Les entreprises d’entrainement : ce n’est pas de la fiction

par La rédaction

 

Dans tous les CV que vous recevez au quotidien, il vous est peut-être arrivé de voir passer des candidats avec une expérience en entreprise d’entrainement (EE). Relativement méconnues, ces structures sont des centres de formation organisés en entreprise fictive. Un nouveau genre d’apprentissage qui forme des candidats opérationnels et de surcroît, rompus au travail en équipe.

 

Les entreprises d’entrainement, le principe ?
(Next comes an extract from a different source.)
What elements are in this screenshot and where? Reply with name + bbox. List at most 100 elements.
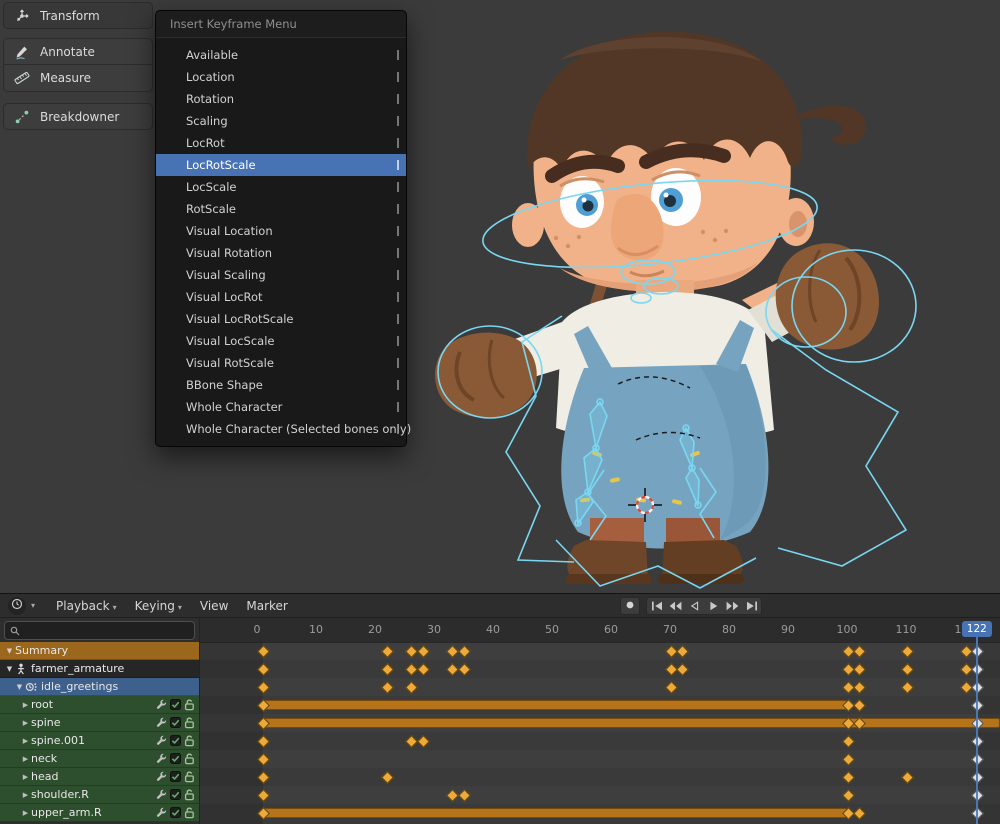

Il s’agit en fait d’un lieu de formation qui reconstitue le décor d’une PME. Une entreprise fictive d’une vingtaine de postes de travail qui permet aux apprenants qui se destinent à des fonctions tertiaires, de se former et d’apprendre un métier in situ. « Dans une EE, cohabitent des gens qui se destinent à des métiers différents mais qui doivent apprendre à interagir les uns avec les autres », explique Pierre Troton, directeur du Réseau français des Entreprises d’Entraînement ou Pédagogiques (REEP) Euro Ent’Ent. Les documents « officiels » sont des fac-similés qui servent à faire tourner la petite entreprise au quotidien.

 

Les entreprises d’entrainement, c’est pour qui ?

Le public est très varié. Des jeunes de 17-18 ans viennent y parfaire des apprentissages académiques avec de la pratique. Adressés par Pôle emploi, les demandeurs d’emploi y trouvent un moyen d’enrichir leurs connaissances et de gagner en polyvalence sur un métier. C’est aussi l’occasion pour les travailleurs handicapés en reconversion d’appréhender un nouveau job. « Les créateurs de société et les auto entrepreneurs peuvent venir y évaluer la faisabilité de leur projet entrepreneurial et y apprécier le fonctionnement d’une entreprise», souligne Pierre Troton. Enfin, les salariés en formation continue sont également éligibles à cette pédagogie dans le cadre du DIF (bientôt du CPF) ou du CIF. « Dans les faits, nous accueillons essentiellement des jeunes de 16/25 ans qui ont besoin d’un premier sas d’intégration dans la vie professionnelle pour rentrer dans la vie active. Et puis, des stagiaires de 45/50 ans, essentiellement des mères de famille au chômage dont les compétences professionnelles sont devenues obsolètes depuis leur dernier emploi. Elles doivent par exemple se remettre à niveau en anglais, sur les processus de dématérialisation des déclarations… », illustre-t-il.   

 

Les entreprises d’entrainement, elles forment à quoi ?

A toutes les fonctions tertiaires d’une PME. Donc à la bureautique, aux ressources humaines, à la gestion de la paie, à la comptabilité, à la vente, aux achats, aux nouvelles techniques de relation client… Les stagiaires ne passent pas de diplômes estampillés « Education Nationale » mais des titres professionnels (niveau BEP à Bac+ 2/3) reconnus par le Ministère du travail. Ils suivent également des ateliers collectifs et des entretiens individuels d’aide à la recherche d’emploi.  En moyenne, le passage dans une EE dure 4 mois.  

 

Les entreprises d’entraînement, qui paie ?

Les EE sont financées par les acteurs de la formation professionnelle à savoir, les conseils régionaux, le Fonds social européen, Pôle emploi, l’Agefiph et les OPCA. L’apprenant n’a rien à débourser. « Sa rémunération est un encouragement mais elle n’est pas obligatoire. Elle est plus ou moins prise en charge par les financeurs des EE », souligne Pierre Troton. A noter que les entreprises d’entraînement génèrent environ 22 millions d’euros de CA par an.

 

Les entreprises d’entraînement, sont-elles efficaces ?

Chaque année, les 110 EE françaises accueillent entre 6000 et 7000 stagiaires. Parmi eux, 65% décrochent un job derrière. Donc, désormais, ne soyez pas surpris si, sur un CV, le parcours professionnel du candidat mentionne cette expérience. « Il faut l’appréhender comme les contrats d’apprentissage », conclut le directeur du REEP Ent’Ent.